Assim, por força das relações de produção que são próprias do sistema, a mão de obra humana vira mercadoria, embora uma mercadoria especial, que possui o misterioso dom de produzir um valor excedente em relação ao seu custo para o capitalista, que inclui os salários, benefícios e encargos. Marx denominou este excedente de mais-valia, “o roubo de tempo de trabalho alheio” que ainda hoje constitui a “base miserável do modo de produção burguês”. É a substância do lucro.
Não é nada agradável a ideia de seres humanos transformados em mercadorias, mas é precisamente isto que acontece sob o capitalismo com o assalariado durante o tempo em que este coloca sua força de trabalho à disposição do patrão e se submete à férrea disciplina do capital.
Rei Midas
Trata-se de uma coisificação das relações sociais, conforme notou o pensador alemão. Aliás, a exemplo do Rei Midas que transformava tudo que tocava em ouro, o capitalismo transforma tudo que toca em mercadoria e esta, por sua vez, se transmuta em dinheiro no momento mágico da valorização do capital, movimento que só é frustrado pelas crises. Hoje temos inclusive a saúde, a educação, o transporte e em alguns lugares até a preciosa água, transformadas em mercadorias cujo acesso é interditado aos que não possuem dinheiro suficiente, ou seja, aos pobres que em geral pertencem à classe trabalhadora que produz a riqueza das nações. Os ideólogos e os ociosos do capital dão a tudo isto o nome de “progresso”, “modernização” e outras palavras enganosas. Se puderem privatizam e transformam em mercadoria até o ar que respiramos.

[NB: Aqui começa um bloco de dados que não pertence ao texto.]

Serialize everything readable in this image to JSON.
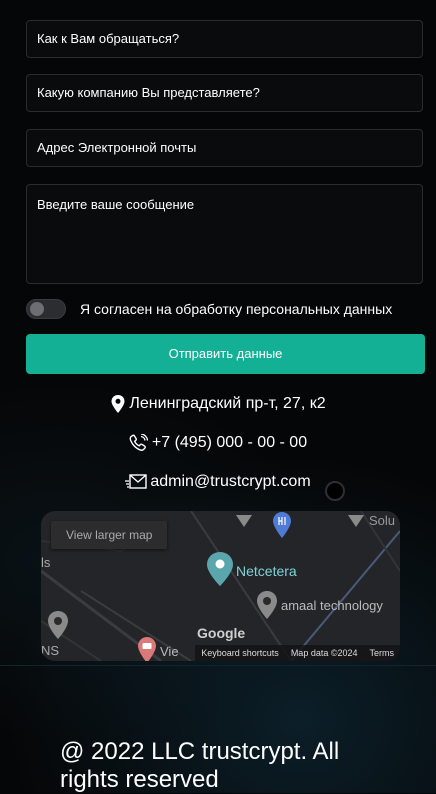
{
  "form": {
    "name_placeholder": "Как к Вам обращаться?",
    "company_placeholder": "Какую компанию Вы представляете?",
    "email_placeholder": "Адрес Электронной почты",
    "message_placeholder": "Введите ваше сообщение",
    "consent_label": "Я согласен на обработку персональных данных",
    "consent_checked": false,
    "submit_label": "Отправить данные",
    "accent_color": "#14b096"
  },
  "contacts": {
    "address": "Ленинградский пр-т, 27, к2",
    "phone": "+7 (495) 000 - 00 - 00",
    "email": "admin@trustcrypt.com"
  },
  "map": {
    "view_larger": "View larger map",
    "poi_netcetera": "Netcetera",
    "poi_amaal": "amaal technology",
    "poi_solu": "Solu",
    "poi_vie": "Vie",
    "label_ls": "ls",
    "label_ns": "NS",
    "logo": "Google",
    "keyboard": "Keyboard shortcuts",
    "map_data": "Map data ©2024",
    "terms": "Terms"
  },
  "footer": {
    "copyright": "@ 2022 LLC trustcrypt. All rights reserved"
  }
}
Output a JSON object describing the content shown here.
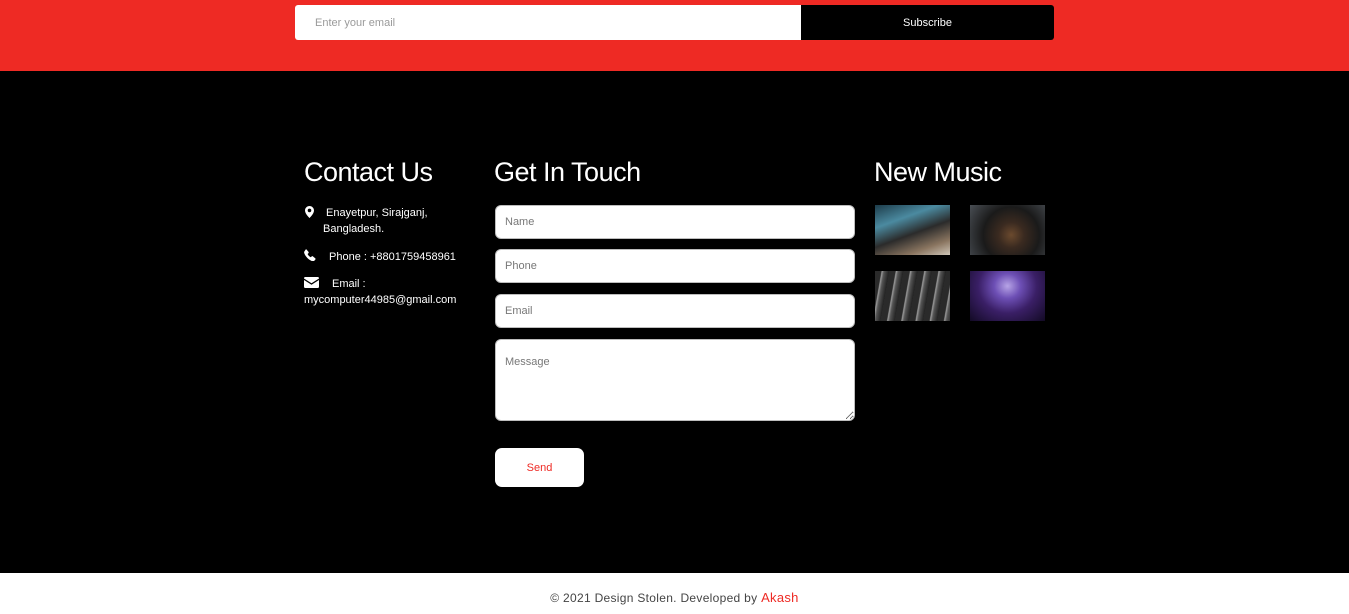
{
  "newsletter": {
    "email_placeholder": "Enter your email",
    "subscribe_label": "Subscribe"
  },
  "contact": {
    "title": "Contact Us",
    "address_line1": "Enayetpur, Sirajganj,",
    "address_line2": "Bangladesh.",
    "phone": "Phone : +8801759458961",
    "email_label": "Email :",
    "email_value": "mycomputer44985@gmail.com"
  },
  "get_in_touch": {
    "title": "Get In Touch",
    "name_placeholder": "Name",
    "phone_placeholder": "Phone",
    "email_placeholder": "Email",
    "message_placeholder": "Message",
    "send_label": "Send"
  },
  "new_music": {
    "title": "New Music",
    "thumbnails": [
      "music-photo-1",
      "music-photo-2",
      "music-photo-3",
      "music-photo-4"
    ]
  },
  "copyright": {
    "text": "© 2021 Design Stolen. Developed by ",
    "author": "Akash"
  },
  "colors": {
    "accent": "#ee2a24",
    "footer_bg": "#000000"
  }
}
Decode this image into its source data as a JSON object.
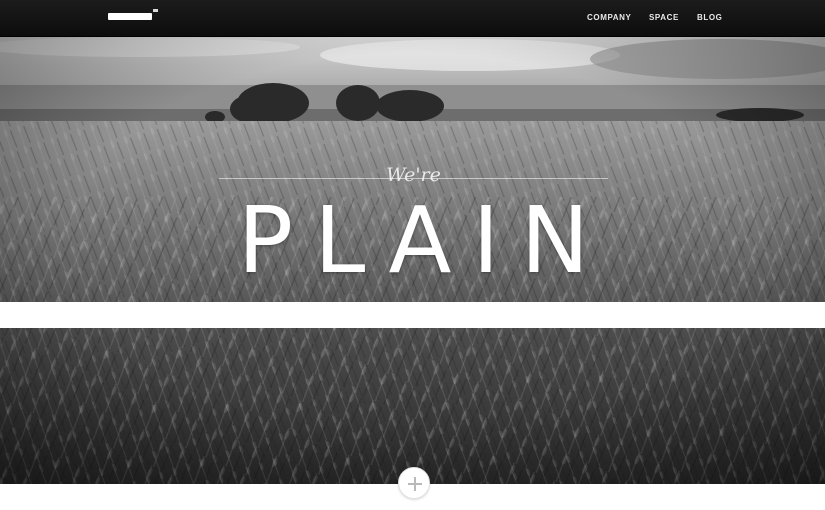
{
  "header": {
    "logo_icon": "logo-mark-icon",
    "nav": [
      {
        "label": "COMPANY"
      },
      {
        "label": "SPACE"
      },
      {
        "label": "BLOG"
      }
    ]
  },
  "hero": {
    "tagline": "We're",
    "headline": "PLAIN",
    "background": "black-and-white wheat field photo"
  },
  "footer": {
    "more_icon": "plus-icon"
  },
  "colors": {
    "topbar": "#111111",
    "text": "#ffffff",
    "nav_text": "#e9e9e9"
  }
}
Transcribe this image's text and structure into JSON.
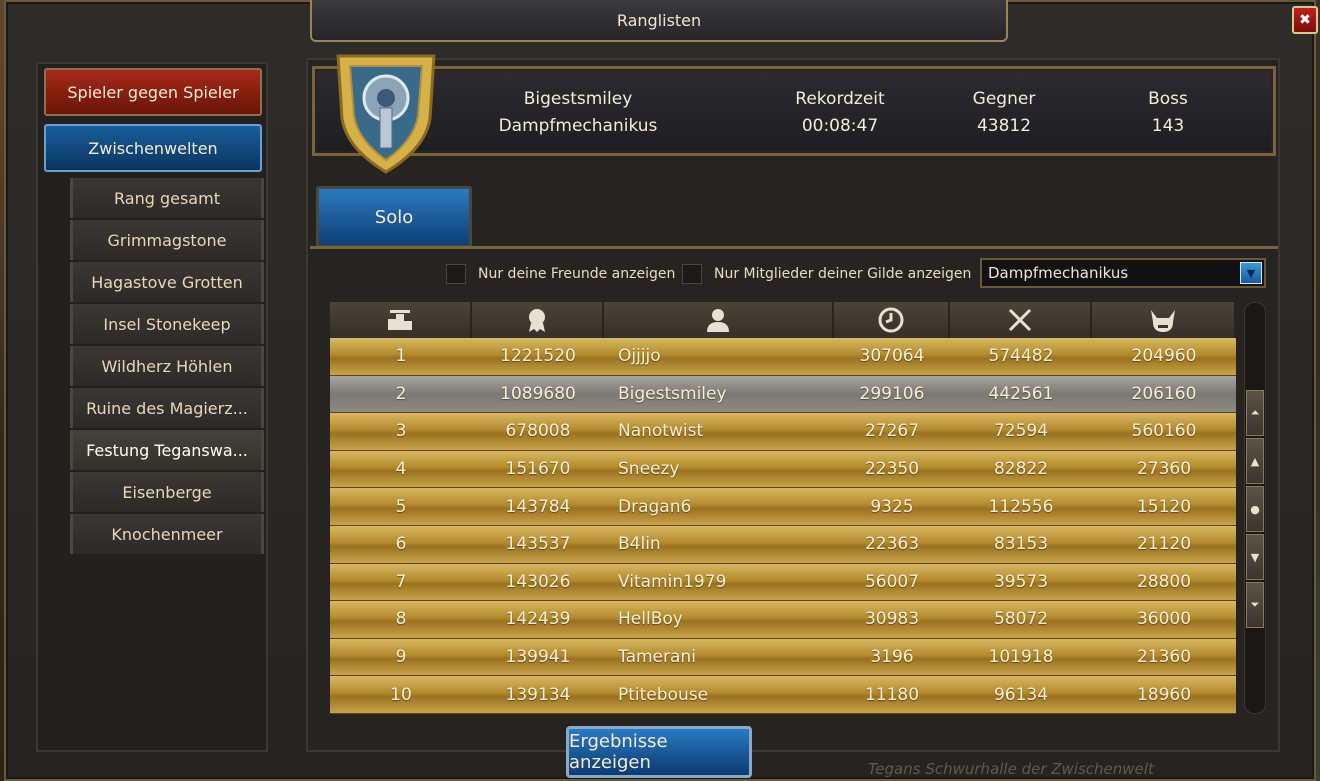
{
  "window": {
    "title": "Ranglisten",
    "close_label": "✖"
  },
  "sidebar": {
    "categories": [
      {
        "label": "Spieler gegen Spieler"
      },
      {
        "label": "Zwischenwelten"
      }
    ],
    "items": [
      {
        "label": "Rang gesamt"
      },
      {
        "label": "Grimmagstone"
      },
      {
        "label": "Hagastove Grotten"
      },
      {
        "label": "Insel Stonekeep"
      },
      {
        "label": "Wildherz Höhlen"
      },
      {
        "label": "Ruine des Magierz..."
      },
      {
        "label": "Festung Teganswa..."
      },
      {
        "label": "Eisenberge"
      },
      {
        "label": "Knochenmeer"
      }
    ]
  },
  "header": {
    "player_line1": "Bigestsmiley",
    "player_line2": "Dampfmechanikus",
    "record_label": "Rekordzeit",
    "record_value": "00:08:47",
    "enemies_label": "Gegner",
    "enemies_value": "43812",
    "boss_label": "Boss",
    "boss_value": "143"
  },
  "tabs": {
    "solo": "Solo"
  },
  "filters": {
    "friends_label": "Nur deine Freunde anzeigen",
    "guild_label": "Nur Mitglieder deiner Gilde anzeigen",
    "dropdown_value": "Dampfmechanikus"
  },
  "table": {
    "header_icons": [
      "rank-icon",
      "score-icon",
      "player-icon",
      "time-icon",
      "swords-icon",
      "boss-icon"
    ],
    "rows": [
      {
        "rank": "1",
        "score": "1221520",
        "name": "Ojjjjo",
        "time": "307064",
        "enemies": "574482",
        "boss": "204960"
      },
      {
        "rank": "2",
        "score": "1089680",
        "name": "Bigestsmiley",
        "time": "299106",
        "enemies": "442561",
        "boss": "206160"
      },
      {
        "rank": "3",
        "score": "678008",
        "name": "Nanotwist",
        "time": "27267",
        "enemies": "72594",
        "boss": "560160"
      },
      {
        "rank": "4",
        "score": "151670",
        "name": "Sneezy",
        "time": "22350",
        "enemies": "82822",
        "boss": "27360"
      },
      {
        "rank": "5",
        "score": "143784",
        "name": "Dragan6",
        "time": "9325",
        "enemies": "112556",
        "boss": "15120"
      },
      {
        "rank": "6",
        "score": "143537",
        "name": "B4lin",
        "time": "22363",
        "enemies": "83153",
        "boss": "21120"
      },
      {
        "rank": "7",
        "score": "143026",
        "name": "Vitamin1979",
        "time": "56007",
        "enemies": "39573",
        "boss": "28800"
      },
      {
        "rank": "8",
        "score": "142439",
        "name": "HellBoy",
        "time": "30983",
        "enemies": "58072",
        "boss": "36000"
      },
      {
        "rank": "9",
        "score": "139941",
        "name": "Tamerani",
        "time": "3196",
        "enemies": "101918",
        "boss": "21360"
      },
      {
        "rank": "10",
        "score": "139134",
        "name": "Ptitebouse",
        "time": "11180",
        "enemies": "96134",
        "boss": "18960"
      }
    ]
  },
  "results_button": "Ergebnisse anzeigen",
  "location": "Tegans Schwurhalle der Zwischenwelt",
  "colors": {
    "accent_blue": "#1a5e9a",
    "pvp_red": "#a82a18",
    "row_gold": "#c8a44a",
    "row_highlight": "#8c8884"
  }
}
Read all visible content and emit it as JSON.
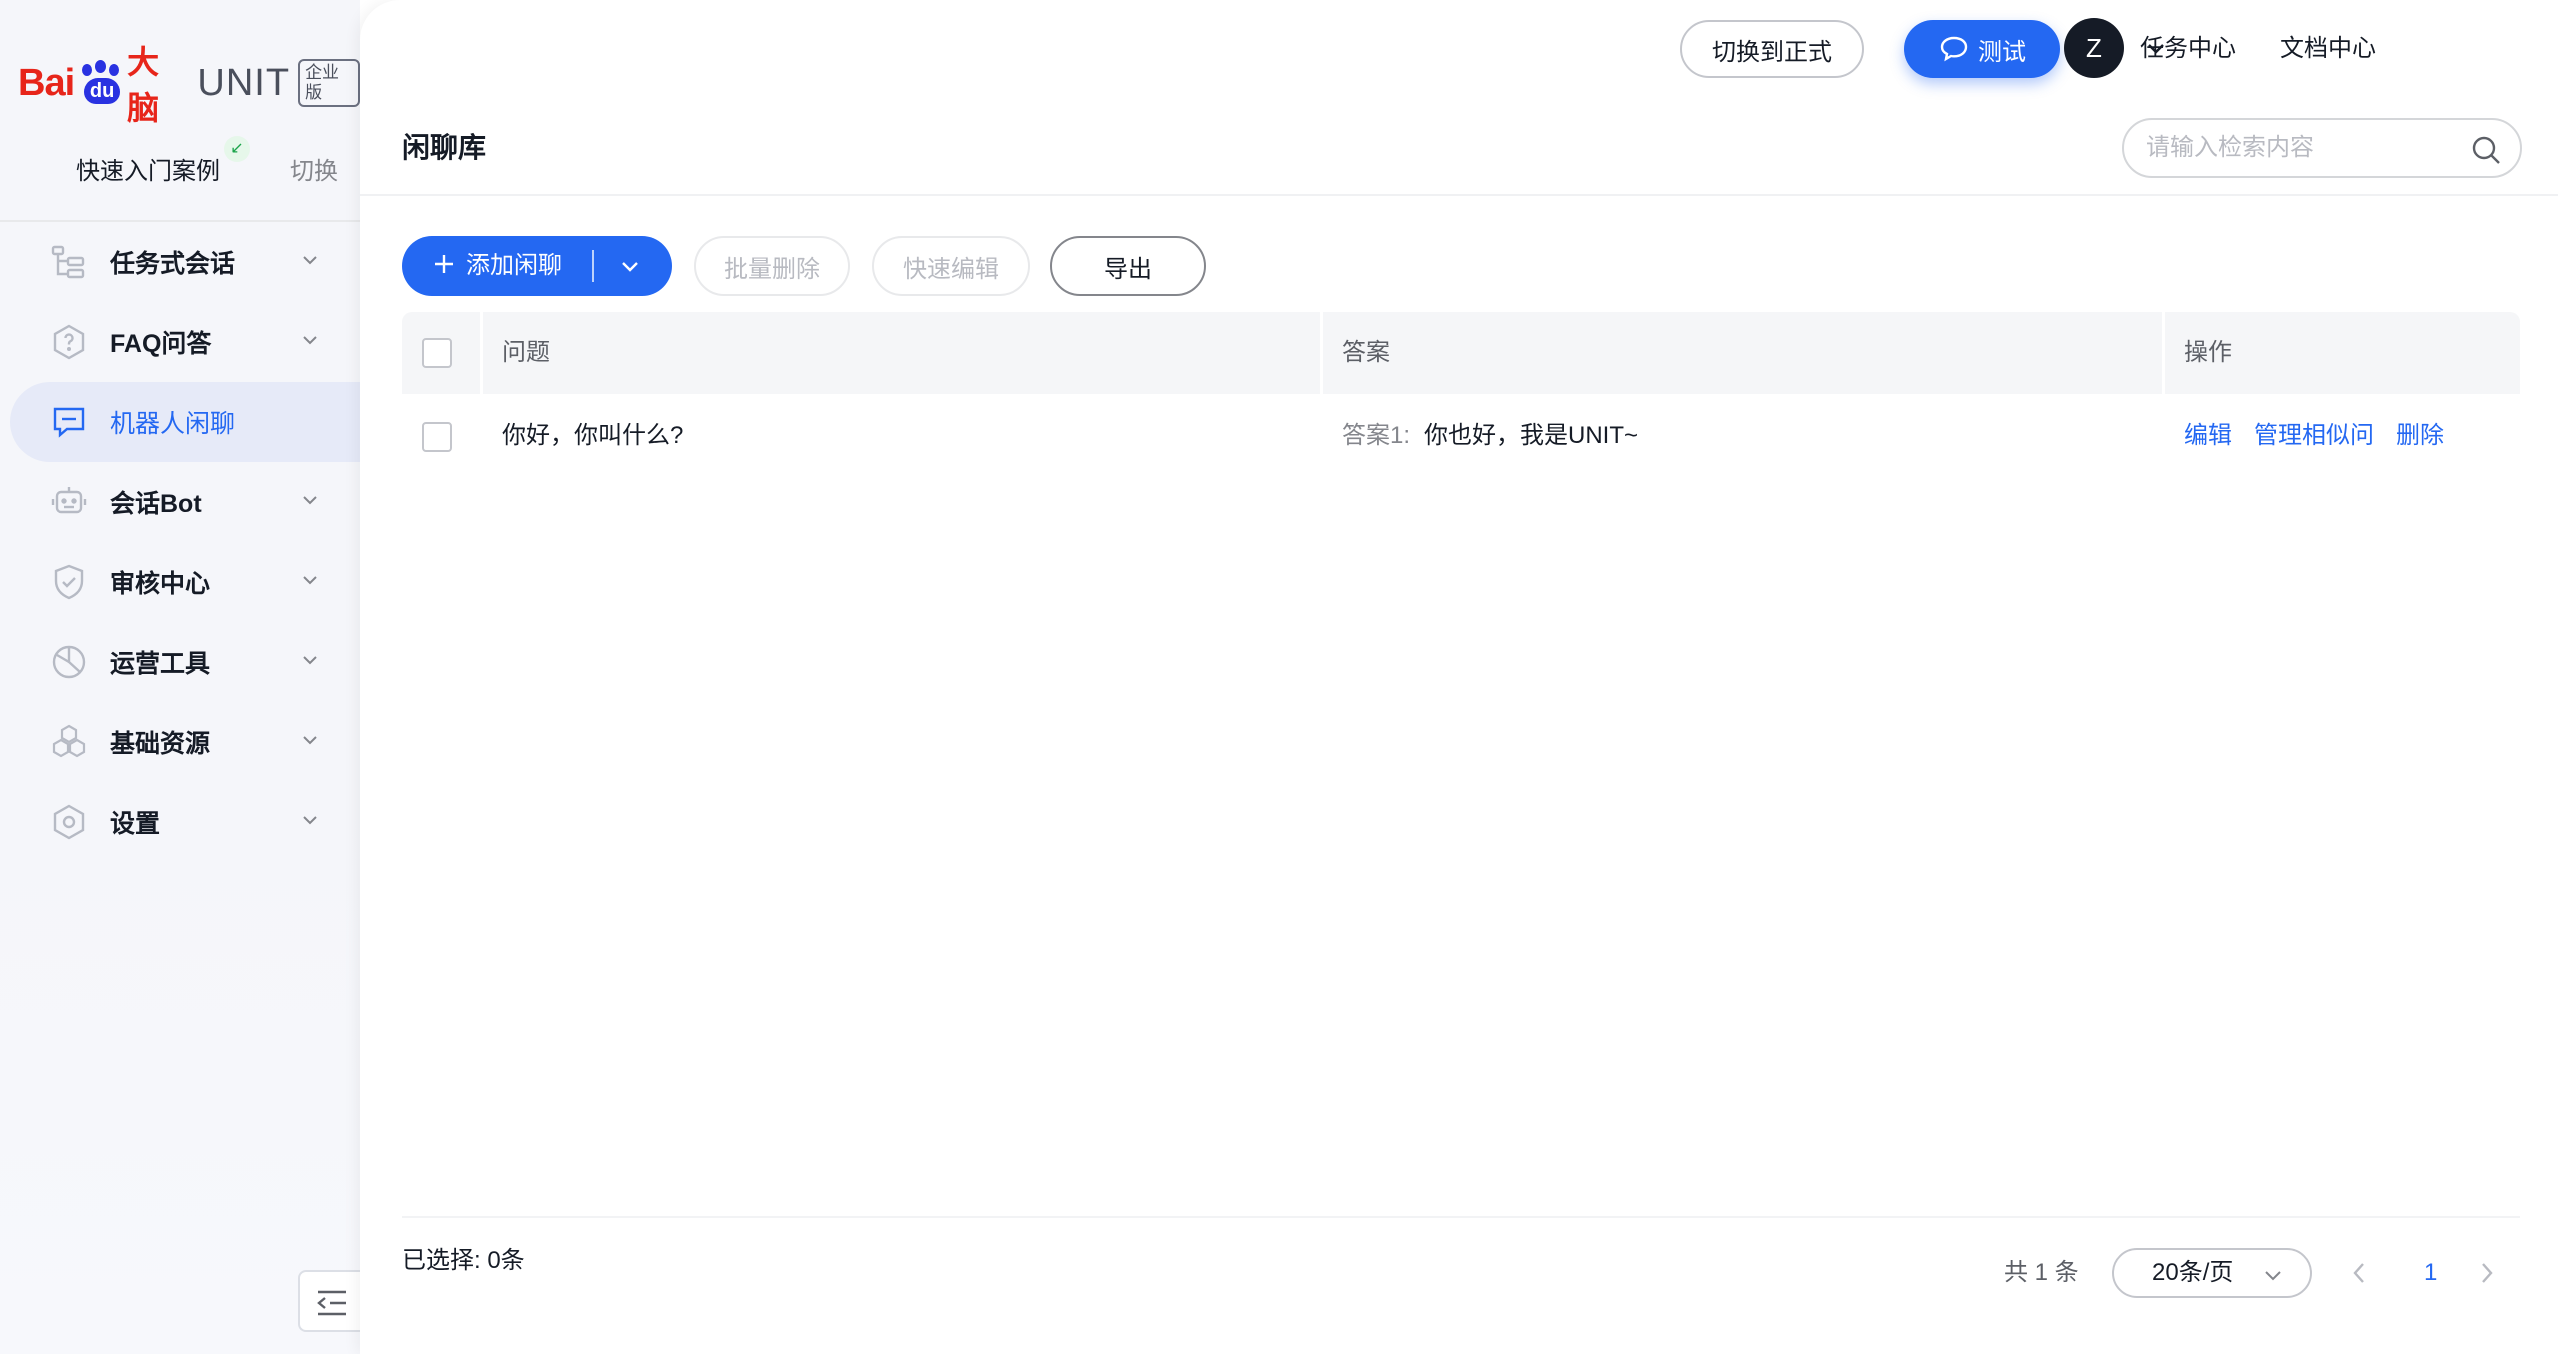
{
  "brand": {
    "logo_bai": "Bai",
    "logo_du": "du",
    "logo_danao": "大脑",
    "product": "UNIT",
    "edition": "企业版"
  },
  "project": {
    "name": "快速入门案例",
    "switch_label": "切换"
  },
  "sidebar": {
    "items": [
      {
        "label": "任务式会话",
        "icon": "task-flow-icon",
        "expandable": true,
        "active": false
      },
      {
        "label": "FAQ问答",
        "icon": "faq-icon",
        "expandable": true,
        "active": false
      },
      {
        "label": "机器人闲聊",
        "icon": "chat-bubble-icon",
        "expandable": false,
        "active": true
      },
      {
        "label": "会话Bot",
        "icon": "robot-icon",
        "expandable": true,
        "active": false
      },
      {
        "label": "审核中心",
        "icon": "shield-icon",
        "expandable": true,
        "active": false
      },
      {
        "label": "运营工具",
        "icon": "pie-chart-icon",
        "expandable": true,
        "active": false
      },
      {
        "label": "基础资源",
        "icon": "hexagons-icon",
        "expandable": true,
        "active": false
      },
      {
        "label": "设置",
        "icon": "settings-icon",
        "expandable": true,
        "active": false
      }
    ]
  },
  "topbar": {
    "switch_env_label": "切换到正式",
    "test_label": "测试",
    "task_center": "任务中心",
    "doc_center": "文档中心",
    "avatar_letter": "Z"
  },
  "page": {
    "title": "闲聊库",
    "search_placeholder": "请输入检索内容"
  },
  "toolbar": {
    "add_label": "添加闲聊",
    "batch_delete_label": "批量删除",
    "quick_edit_label": "快速编辑",
    "export_label": "导出"
  },
  "table": {
    "columns": [
      "问题",
      "答案",
      "操作"
    ],
    "rows": [
      {
        "question": "你好，你叫什么?",
        "answer_prefix": "答案1:",
        "answer": "你也好，我是UNIT~",
        "actions": [
          "编辑",
          "管理相似问",
          "删除"
        ]
      }
    ]
  },
  "footer": {
    "selected": "已选择: 0条",
    "total": "共 1 条",
    "page_size": "20条/页",
    "current_page": "1"
  },
  "colors": {
    "primary": "#2468f2",
    "brand_red": "#e7251a",
    "brand_blue": "#2932e1"
  }
}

Com a terceirização a condição de mercadoria da força de trabalho fica mais escancarada e escandalosa, pois neste caso entre o patrão principal e o assalariado interpõe-se a figura do intermediário, outro patrão, popularmente conhecido como gato, dono das gatas, as empresas de intermediação da mão de obra, em geral inescrupulosas com o trabalhador. É este capitalista que primeiro compra e depois vende a mercadoria força de trabalho a outro capitalista. Como todo bom comerciante ele também quer extrair um lucro nesta operação de compra e venda.
Mais exploração
Em consequência, por definição a terceirização significa elevação do grau de exploração dos trabalhadores e trabalhadoras, que durante a jornada de trabalho têm de produzir um valor equivalente ao próprio salário e benefícios mais os lucros apropriados por dois patrões, o gato e o capitalista da empresa contratante. Ou seja, temos agora um caso de mais-valia dobrada ou dupla exploração dos trabalhadores e trabalhadoras. A consequência macroeconômica do PL 4330 será a piora daquilo que os economistas caracterizam de distribuição funcional da renda, que se dá fundamentalmente entre capital e trabalho; haverá uma transferência substancial da renda apropriada pela classe trabalhadora para o capital via arrocho de salários e redução de direitos.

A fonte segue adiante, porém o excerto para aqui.